Nevertheless
I will praise thee; for I am fearfully and wonderfully made: marvelous are thy works; and that my soul knoweth right well.
Remember when Ray Stevens sang the lyrics “everybody is beautiful in their own way”?
There is also a line in the song that says “beauty lies in the eyes of the beholder.” Apt for what I am going to blog today.
Colleen McCullough, known by many as the author of The Thorn Birds, one of many achievements in her life of 77 years, and has sadly passed away.
What is troubling is the obituary the newspaper thought was fit to write, print, and be called acceptable to its readers.
Let’s look at her public life:
- As a small child, Colleen wrote poems and stories. She also drew and painted.
- She was a model student who excelled in most subjects and possessed a particular talent for English expression, art, maths and science.
- At Sydney University she studied neurophysiology (the science of the electrical behavior of the nervous system.)
- After graduation she set up the department of neurophysiology at Sydney’s Royal North Shore Hospital and ran this department for five years.
- In quest of a higher degree, she left for London. She studied and worked at the Hospital for Sick Children in Great Ormond Street (associated with London University) and at a neurology unit in Birmingham.
- McCullough’s scientific work was considered to be outstanding and she was invited to move to the US to run an expanding research laboratory in the medical school at Yale University. Here she taught neuroanatomy, neurophysiology and neurological electronics. She also worked on microsurgical techniques.
- She decided to write a best-selling novel. She named it Tim. It was published by Harper Row in 1974 and became an instant success.
- Her second novel, The Thorn Birds, proved even more successful with the paperback rights being sold for a world record breaking $US1.9 million. It went on to sell 30 million copies in paperback, 3 million in hard.
- McCullough was an obsessed writer publishing 25 books. Most readers would think of her as a novelist with an historical bent, but she also wrote two cookbooks and a biography of Sir Roden Cutler VC.
In spite of that list, and no doubt, many successes in her private life including marriage and living with blindness in one eye, the Australian thought fit to write as the first part of her obituary:
COLLEEN McCullough, Australia’s best selling author, was a charmer. Plain of feature, and certainly overweight, she was, nevertheless, a woman of wit and warmth.
The inappropriateness of this hasn’t been lost on a few, with some twittering their own “obituaries” and comments under #fatladyobit.
The hashtag was started by Seattle-based freelance writer Ijeoma Oluo, who said she couldn’t believe her eyes when she first read the obit.
“It thought it was a joke because it was so appallingly offensive,” she said. The point of the hashtag, she said, is to show “what it looks like when we write about women this women.”
“It took off,” she said. “People said it was really cathartic.”
The Australian did not immediately respond to a request for comment.
What have we become in a society that would reduce a whole person’s life down to his or her looks, or in their opinion, lack of looks, and think that people would accept that as truth?

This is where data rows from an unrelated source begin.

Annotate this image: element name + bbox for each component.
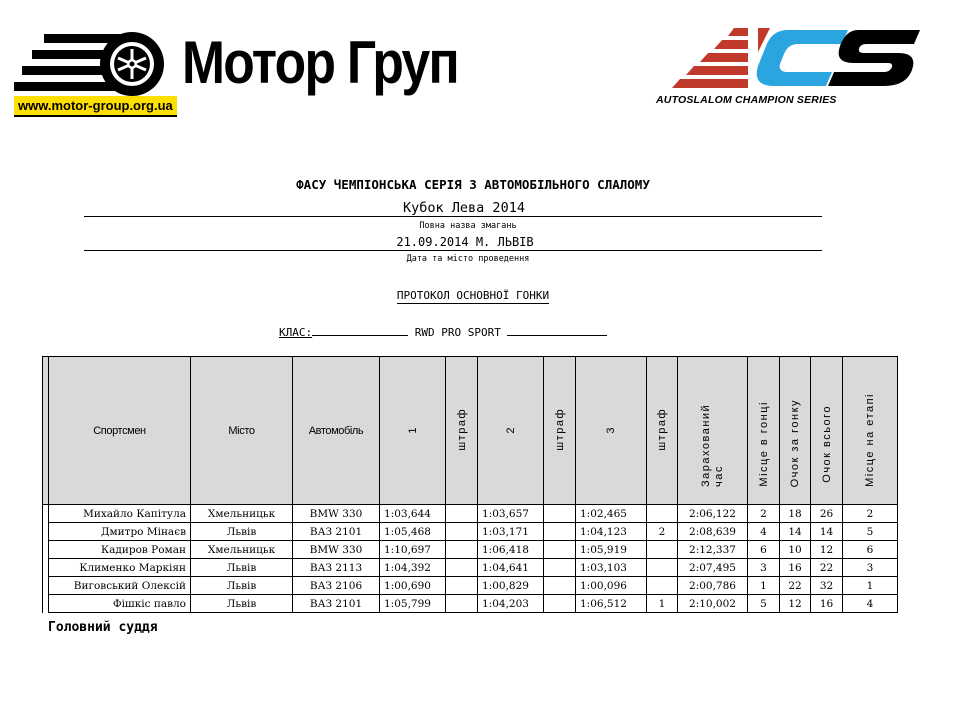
table-header-row bbox=[43, 357, 898, 505]
cell-place-stage: 2 bbox=[843, 505, 898, 523]
cell-points-total: 32 bbox=[811, 577, 843, 595]
cell-points-race: 12 bbox=[780, 595, 811, 613]
cell-athlete: Фішкіс павло bbox=[49, 595, 191, 613]
cell-athlete: Виговський Олексій bbox=[49, 577, 191, 595]
col-points-race bbox=[780, 357, 811, 505]
cell-place-stage: 5 bbox=[843, 523, 898, 541]
wheel-icon bbox=[14, 30, 179, 100]
cell-penalty3 bbox=[647, 559, 678, 577]
cell-penalty1 bbox=[446, 559, 478, 577]
cell-city: Львів bbox=[191, 577, 293, 595]
table-row bbox=[43, 505, 898, 523]
cup-underline bbox=[84, 216, 822, 217]
cell-place-race: 5 bbox=[748, 595, 780, 613]
cell-car: ВАЗ 2113 bbox=[293, 559, 380, 577]
cell-penalty2 bbox=[544, 559, 576, 577]
cell-run1: 1:05,468 bbox=[380, 523, 446, 541]
cell-points-race: 14 bbox=[780, 523, 811, 541]
cell-points-total: 12 bbox=[811, 541, 843, 559]
col-place-stage-label: Місце на етапі bbox=[864, 393, 876, 487]
col-total-time-label: Зарахований час bbox=[699, 403, 725, 487]
class-value: RWD PRO SPORT bbox=[414, 326, 501, 339]
cell-place-stage: 6 bbox=[843, 541, 898, 559]
cell-run2: 1:06,418 bbox=[478, 541, 544, 559]
cell-run3: 1:05,919 bbox=[576, 541, 647, 559]
acs-tagline: AUTOSLALOM CHAMPION SERIES bbox=[656, 94, 837, 106]
cell-points-race: 16 bbox=[780, 559, 811, 577]
cell-place-race: 4 bbox=[748, 523, 780, 541]
class-line bbox=[279, 326, 607, 339]
cell-penalty1 bbox=[446, 541, 478, 559]
cell-penalty2 bbox=[544, 505, 576, 523]
cell-car: ВАЗ 2101 bbox=[293, 595, 380, 613]
col-penalty2 bbox=[544, 357, 576, 505]
date-place-caption: Дата та місто проведення bbox=[406, 254, 530, 264]
cell-penalty2 bbox=[544, 541, 576, 559]
cell-penalty3 bbox=[647, 505, 678, 523]
cell-run3: 1:00,096 bbox=[576, 577, 647, 595]
cell-athlete: Клименко Маркіян bbox=[49, 559, 191, 577]
cell-run1: 1:10,697 bbox=[380, 541, 446, 559]
cell-run1: 1:05,799 bbox=[380, 595, 446, 613]
cell-car: BMW 330 bbox=[293, 505, 380, 523]
cell-penalty1 bbox=[446, 577, 478, 595]
cell-total-time: 2:10,002 bbox=[678, 595, 748, 613]
cell-run2: 1:04,203 bbox=[478, 595, 544, 613]
results-table bbox=[42, 356, 898, 613]
cell-run3: 1:02,465 bbox=[576, 505, 647, 523]
motor-group-url: www.motor-group.org.ua bbox=[14, 96, 177, 117]
cell-place-race: 3 bbox=[748, 559, 780, 577]
cell-place-race: 6 bbox=[748, 541, 780, 559]
cell-penalty3 bbox=[647, 541, 678, 559]
cell-run3: 1:06,512 bbox=[576, 595, 647, 613]
cell-penalty1 bbox=[446, 505, 478, 523]
cell-points-race: 10 bbox=[780, 541, 811, 559]
acs-emblem-icon bbox=[648, 22, 930, 92]
cell-run2: 1:00,829 bbox=[478, 577, 544, 595]
cell-place-stage: 4 bbox=[843, 595, 898, 613]
motor-group-title: Мотор Груп bbox=[182, 29, 458, 96]
cell-total-time: 2:07,495 bbox=[678, 559, 748, 577]
cell-penalty1 bbox=[446, 523, 478, 541]
cell-city: Львів bbox=[191, 559, 293, 577]
chief-judge-label: Головний суддя bbox=[48, 620, 158, 635]
col-total-time bbox=[678, 357, 748, 505]
col-penalty2-label: штраф bbox=[553, 407, 566, 451]
competition-name-caption: Повна назва змагань bbox=[419, 221, 517, 231]
col-run1-label: 1 bbox=[406, 425, 419, 434]
cell-place-race: 1 bbox=[748, 577, 780, 595]
cell-city: Львів bbox=[191, 595, 293, 613]
cell-place-stage: 3 bbox=[843, 559, 898, 577]
cell-run1: 1:03,644 bbox=[380, 505, 446, 523]
col-car: Автомобіль bbox=[293, 357, 380, 505]
col-points-total bbox=[811, 357, 843, 505]
document-title: ФАСУ ЧЕМПІОНСЬКА СЕРІЯ З АВТОМОБІЛЬНОГО СЛАЛОМУ bbox=[296, 177, 650, 192]
cell-points-total: 22 bbox=[811, 559, 843, 577]
col-run2 bbox=[478, 357, 544, 505]
cell-athlete: Михайло Капітула bbox=[49, 505, 191, 523]
col-points-total-label: Очок всього bbox=[820, 405, 833, 483]
cell-run3: 1:04,123 bbox=[576, 523, 647, 541]
col-city: Місто bbox=[191, 357, 293, 505]
col-run1 bbox=[380, 357, 446, 505]
cell-penalty2 bbox=[544, 577, 576, 595]
cell-place-race: 2 bbox=[748, 505, 780, 523]
cell-run3: 1:03,103 bbox=[576, 559, 647, 577]
cell-run2: 1:03,171 bbox=[478, 523, 544, 541]
cell-penalty3 bbox=[647, 577, 678, 595]
col-penalty3-label: штраф bbox=[656, 407, 668, 451]
cell-place-stage: 1 bbox=[843, 577, 898, 595]
table-row bbox=[43, 523, 898, 541]
cell-car: ВАЗ 2106 bbox=[293, 577, 380, 595]
cell-city: Хмельницьк bbox=[191, 505, 293, 523]
protocol-heading-text: ПРОТОКОЛ ОСНОВНОЇ ГОНКИ bbox=[396, 289, 550, 302]
date-underline bbox=[84, 250, 822, 251]
col-points-race-label: Очок за гонку bbox=[789, 398, 801, 487]
col-place-race-label: Місце в гонці bbox=[757, 401, 770, 487]
cell-points-total: 26 bbox=[811, 505, 843, 523]
col-athlete: Спортсмен bbox=[49, 357, 191, 505]
cell-points-race: 18 bbox=[780, 505, 811, 523]
table-row bbox=[43, 541, 898, 559]
col-place-stage bbox=[843, 357, 898, 505]
cell-penalty1 bbox=[446, 595, 478, 613]
col-penalty1-label: штраф bbox=[455, 407, 468, 451]
col-run2-label: 2 bbox=[504, 425, 517, 434]
class-label: КЛАС: bbox=[279, 326, 313, 339]
cell-penalty2 bbox=[544, 523, 576, 541]
cell-run2: 1:04,641 bbox=[478, 559, 544, 577]
cell-total-time: 2:12,337 bbox=[678, 541, 748, 559]
col-run3 bbox=[576, 357, 647, 505]
cell-penalty3: 2 bbox=[647, 523, 678, 541]
cell-total-time: 2:00,786 bbox=[678, 577, 748, 595]
cell-points-total: 16 bbox=[811, 595, 843, 613]
class-blank-right bbox=[507, 335, 607, 336]
col-place-race bbox=[748, 357, 780, 505]
cell-city: Львів bbox=[191, 523, 293, 541]
class-blank-left bbox=[312, 335, 408, 336]
table-row bbox=[43, 559, 898, 577]
col-penalty1 bbox=[446, 357, 478, 505]
cell-points-total: 14 bbox=[811, 523, 843, 541]
cell-run1: 1:04,392 bbox=[380, 559, 446, 577]
cell-points-race: 22 bbox=[780, 577, 811, 595]
cell-car: ВАЗ 2101 bbox=[293, 523, 380, 541]
cell-penalty3: 1 bbox=[647, 595, 678, 613]
cell-run2: 1:03,657 bbox=[478, 505, 544, 523]
acs-logo bbox=[648, 22, 930, 108]
results-body bbox=[43, 505, 898, 613]
col-run3-label: 3 bbox=[605, 425, 617, 434]
col-penalty3 bbox=[647, 357, 678, 505]
cell-penalty2 bbox=[544, 595, 576, 613]
cell-car: BMW 330 bbox=[293, 541, 380, 559]
cell-total-time: 2:06,122 bbox=[678, 505, 748, 523]
table-row bbox=[43, 577, 898, 595]
cell-city: Хмельницьк bbox=[191, 541, 293, 559]
table-row bbox=[43, 595, 898, 613]
motor-group-logo bbox=[14, 20, 464, 124]
date-place: 21.09.2014 М. ЛЬВІВ bbox=[396, 235, 534, 249]
competition-name: Кубок Лева 2014 bbox=[403, 200, 525, 216]
protocol-heading bbox=[0, 289, 953, 302]
cell-athlete: Дмитро Мінаєв bbox=[49, 523, 191, 541]
cell-run1: 1:00,690 bbox=[380, 577, 446, 595]
cell-athlete: Кадиров Роман bbox=[49, 541, 191, 559]
cell-total-time: 2:08,639 bbox=[678, 523, 748, 541]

I never knew Colleen McCullough, I’ve only read one of her books that I know of, but seriously, in these days of political correctness, just pick a card. Pick an ISM to define this one, and tell me why it fell through the cracks!? If they haven’t found an ism for what they define as obesity or plain looks, it’s sexism at the very least. My daughter remarked they wouldn’t have written such a thing about a fella.
Like a snowflake, every person is unique. No two are the same. God sees you as a masterpiece; and when you look in the mirror, He wants you to “know that full well.
When will people learn? The beauty is in the heart.
1 Samuel 16:7
But the LORD said to Samuel, “Do not consider his appearance or his height, for I have rejected him. The LORD does not look at the things man looks at. Man looks at the outward appearance, but the LORD looks at the heart.”
As for the media elite, The Australian?
I’d like to write their obit, when everyone stopped reading it.